Zünbülcan, Ramazan ayında dikkat edilmesi gereken beslenme şekline de dikkat çekti.Ramazan ayının sağlıklı beslenme, vücudun temizlenmesi, yenilenmesi ve aynı zamanda kilo kontrolünün sağlanması açısından önemli olduğuna vurgu yapan Zünbücan, ilk olarak sahurun kesinlikle atlanmaması gerektiğini söyledi.Zünbülcan, “Sahura kalkılmadığında Ramazan ayında kilo verebilecekken, kilo alacak duruma gelebilirsiniz.Sahurda bir tabak salata, zeytinyağlı yemek, bol miktar yeşillik, bir yumurta, tahıllı ekmeğiniz ve üzerine bir bardak tarçınlı süt içebilirsiniz” diye konuştu.

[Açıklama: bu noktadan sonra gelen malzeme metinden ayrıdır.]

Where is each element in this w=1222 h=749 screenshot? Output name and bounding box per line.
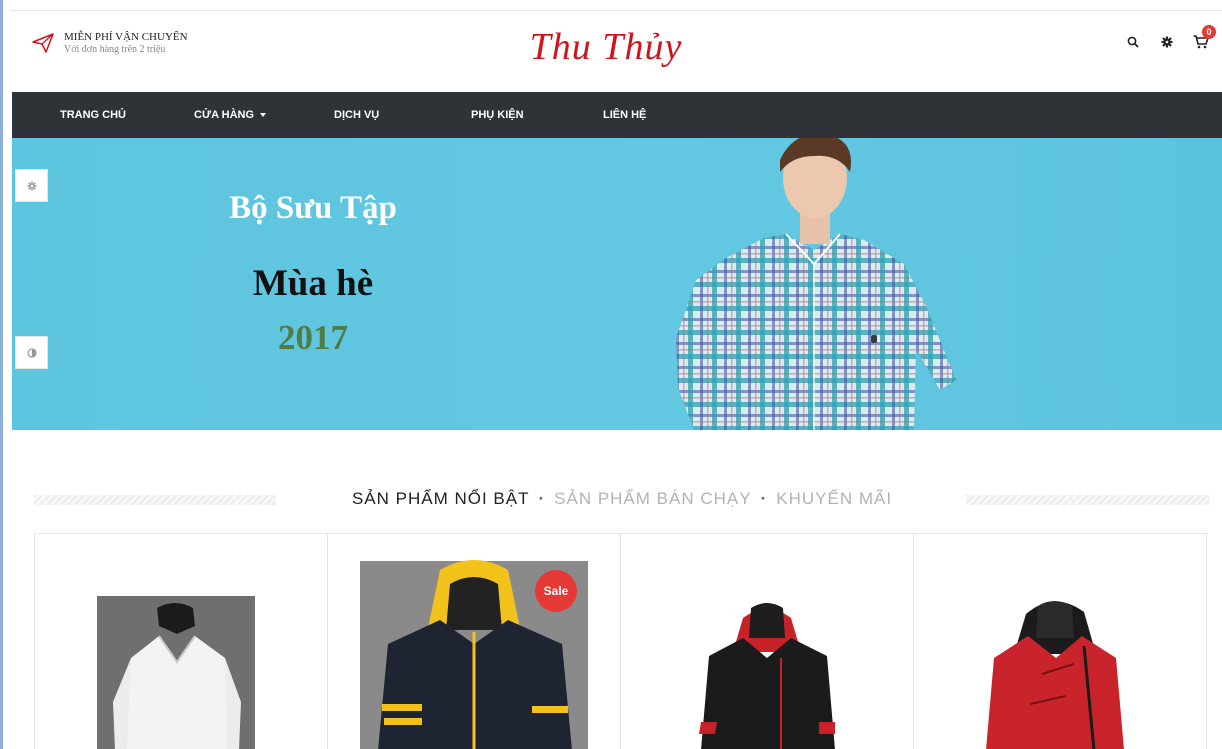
tab-separator: · xyxy=(760,489,768,508)
product-section-tabs: SẢN PHẨM NỔI BẬT · SẢN PHẨM BÁN CHẠY · KHUYẾ… xyxy=(34,485,1210,515)
main-nav: TRANG CHỦ CỬA HÀNG DỊCH VỤ PHỤ KIỆN LIÊN… xyxy=(12,92,1222,138)
tab-featured-products[interactable]: SẢN PHẨM NỔI BẬT xyxy=(352,489,530,508)
nav-item-accessories[interactable]: PHỤ KIỆN xyxy=(471,92,524,138)
product-image-black-yellow-hoodie[interactable] xyxy=(328,534,621,749)
site-logo-text[interactable]: Thu Thủy xyxy=(530,25,683,69)
sale-badge: Sale xyxy=(535,570,577,612)
banner-collection-title: Bộ Sưu Tập xyxy=(229,190,397,226)
product-card[interactable] xyxy=(914,534,1207,749)
product-image-white-sweater[interactable] xyxy=(35,534,328,749)
site-logo[interactable]: Thu Thủy xyxy=(10,25,1222,69)
product-grid: Sale xyxy=(34,533,1208,749)
nav-item-services[interactable]: DỊCH VỤ xyxy=(334,92,379,138)
tab-separator: · xyxy=(538,489,546,508)
top-header: MIỄN PHÍ VẬN CHUYỂN Với đơn hàng trên 2 … xyxy=(10,10,1222,92)
product-card[interactable] xyxy=(621,534,914,749)
cart-count-badge: 0 xyxy=(1202,25,1216,39)
product-card[interactable] xyxy=(35,534,328,749)
product-card[interactable]: Sale xyxy=(328,534,621,749)
cart-icon[interactable]: 0 xyxy=(1192,25,1216,51)
gear-icon[interactable] xyxy=(1158,33,1176,51)
nav-item-shop-label[interactable]: CỬA HÀNG xyxy=(194,109,254,121)
chevron-down-icon xyxy=(260,113,267,118)
banner-year: 2017 xyxy=(278,318,348,357)
hero-banner[interactable]: Bộ Sưu Tập Mùa hè 2017 xyxy=(12,138,1222,430)
window-left-border xyxy=(0,0,3,749)
nav-item-shop[interactable]: CỬA HÀNG xyxy=(194,92,267,138)
nav-item-contact[interactable]: LIÊN HỆ xyxy=(603,92,646,138)
tab-promotions[interactable]: KHUYẾN MÃI xyxy=(776,489,892,508)
tab-best-sellers[interactable]: SẢN PHẨM BÁN CHẠY xyxy=(554,489,751,508)
banner-model-image xyxy=(676,138,956,430)
nav-item-home[interactable]: TRANG CHỦ xyxy=(60,92,126,138)
search-icon[interactable] xyxy=(1124,33,1142,51)
gear-icon xyxy=(26,180,37,191)
product-image-red-hoodie[interactable] xyxy=(914,534,1207,749)
header-icons: 0 xyxy=(1124,25,1216,51)
banner-season-title: Mùa hè xyxy=(252,263,374,304)
product-image-black-red-hoodie[interactable] xyxy=(621,534,914,749)
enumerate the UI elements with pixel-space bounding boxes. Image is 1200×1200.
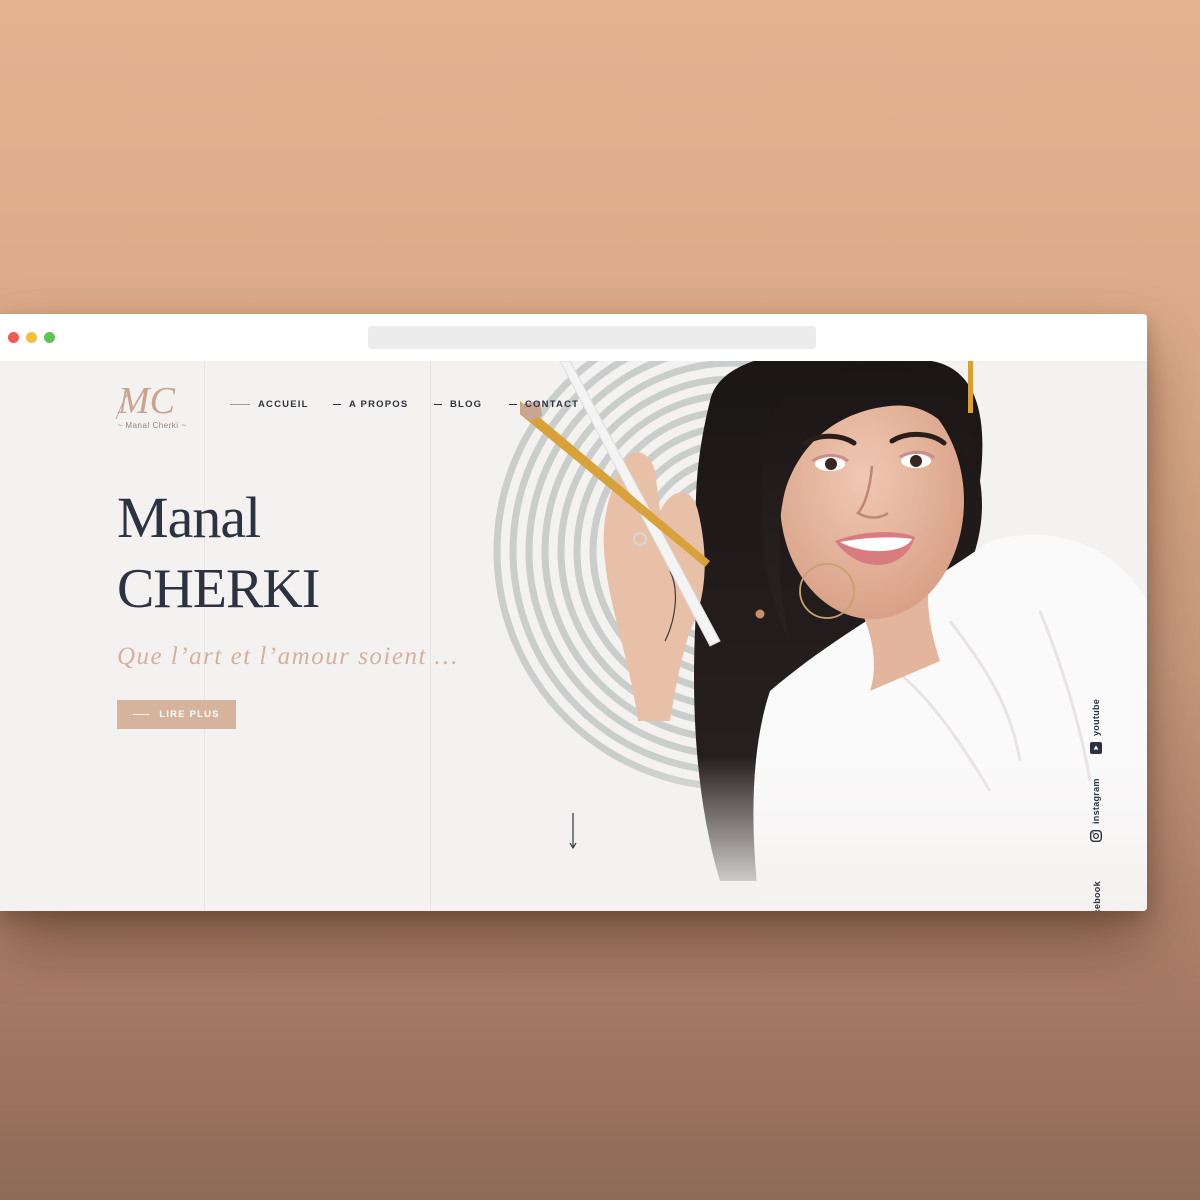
nav-dash xyxy=(434,404,442,405)
maximize-window-button[interactable] xyxy=(44,332,55,343)
nav-item-accueil[interactable]: ACCUEIL xyxy=(230,399,309,410)
hero-section: MC ~ Manal Cherki ~ ACCUEIL A PROPOS BLO… xyxy=(0,361,1147,911)
nav-label: A PROPOS xyxy=(349,399,409,410)
browser-window: MC ~ Manal Cherki ~ ACCUEIL A PROPOS BLO… xyxy=(0,314,1147,911)
cta-dash xyxy=(133,714,150,715)
monogram-logo-icon: MC xyxy=(115,380,176,421)
nav-label: CONTACT xyxy=(525,399,580,410)
cta-label: LIRE PLUS xyxy=(159,709,220,720)
nav-label: ACCUEIL xyxy=(258,399,309,410)
browser-toolbar xyxy=(0,314,1147,361)
read-more-button[interactable]: LIRE PLUS xyxy=(117,700,236,729)
grid-line xyxy=(430,361,431,911)
hero-first-name: Manal xyxy=(117,485,261,550)
close-window-button[interactable] xyxy=(8,332,19,343)
arrow-down-icon[interactable] xyxy=(566,811,580,851)
youtube-icon xyxy=(1090,742,1102,754)
social-label: facebook xyxy=(1092,881,1102,911)
grid-line xyxy=(204,361,205,911)
hero-portrait-image xyxy=(520,361,1147,911)
nav-item-contact[interactable]: CONTACT xyxy=(509,399,579,410)
hero-tagline: Que l’art et l’amour soient … xyxy=(117,643,459,670)
hero-last-name: CHERKI xyxy=(117,558,320,620)
social-label: instagram xyxy=(1091,778,1101,824)
nav-item-blog[interactable]: BLOG xyxy=(434,399,482,410)
social-link-youtube[interactable]: youtube xyxy=(1090,699,1102,754)
address-bar[interactable] xyxy=(368,326,816,349)
instagram-icon xyxy=(1090,830,1102,842)
nav-dash xyxy=(509,404,517,405)
social-label: youtube xyxy=(1091,698,1101,736)
svg-text:MC: MC xyxy=(117,380,176,421)
nav-dash xyxy=(230,404,250,405)
logo-name: ~ Manal Cherki ~ xyxy=(117,421,187,430)
minimize-window-button[interactable] xyxy=(26,332,37,343)
social-link-instagram[interactable]: instagram xyxy=(1090,778,1102,842)
nav-item-a-propos[interactable]: A PROPOS xyxy=(333,399,408,410)
nav-label: BLOG xyxy=(450,399,483,410)
nav-dash xyxy=(333,404,341,405)
site-logo[interactable]: MC ~ Manal Cherki ~ xyxy=(112,379,192,437)
social-link-facebook[interactable]: facebook xyxy=(1092,881,1102,911)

“İftarı iki ayrı bölüme ayırın”

İftarın iki ayrı bölüme ayrılması gerektiğini kaydeden Zünbülcan, ilk bölümde hurma, zeytinyağlı yemek veya salata gibi hafif yiyecekler yenilmesi gerektiğini, yarım saat ila 45 dakikalık molanın ardından da ana yemeğe geçilmesi gerektiğini ifade etti.

Ramazan ayının vücudun temizlendiği bir ay olduğunu ancak bu temizlenme sürecinin de sofrada tüketilenlere bağlı olduğunu dile getiren Zünbülcan, şöyle konuştu: “Eğer ‘tüm gün aç kaldım’ deyip iftarda her şeyden fazla fazla yerseniz iftardan sonra kalp problemleriyle, ani bayılmalarla, tansiyon yüksekliğiyle, baş ağrılarıyla karşılaşabilirsiniz.Bu nedenle iftarda yemeğe yüklenmek yerine ilk etapta hafif yemeli, ardından ana yemeğe geçmelisiniz. Burada porsiyon miktarına dikkat etmelisiniz. Örneğin bir porsiyon tatlı tüketmek istiyorsunuz. Tatlıyı yarım porsiyon tüketip ardından bir bardak tarçınlı süt içerek sütün ve tarçının kan şekerini dengeleme etkisinden faydalanabilirsiniz. Örneğin hamur işi tükettiniz. Bunun kan şekerinizi yükseltme etkisini azaltılabilmesi için bir yemek kaşığı sirkenin ılık suya karıştırılıp içilmesi, yemeğin yanında bol miktarda salata tüketilmesi gerekir.”

“Şuruplu tatlılardan uzak durun”

İftardan 1,5 saat sonra ara öğün tüketimi olması gerektiğini belirten Zünbülcan, “Günlük iki porsiyon meyvemizi iftardan sonraki kısımda yemeyi ve yanına bir bardak tarçınlı sütü öneriyoruz.Ramazan ayında tüm gün aç kalındığı için iftarda aşırı yağlı, tuzlu ve hamur işi gıdaların tüketilmesini önermiyoruz.Ağır kızartmalardan, şuruplu tatlılardan uzak durulmalı. Daha tok oruç tutmak için kompleks karbonhidrattan zengin ürünler seçilirse hem göbek bölgesinde azalma sağlanır hem de gün içinde fazla acıkmadan ve susamadan oruç tutmayı garanti etmiş oluruz” ifadelerini kullandı.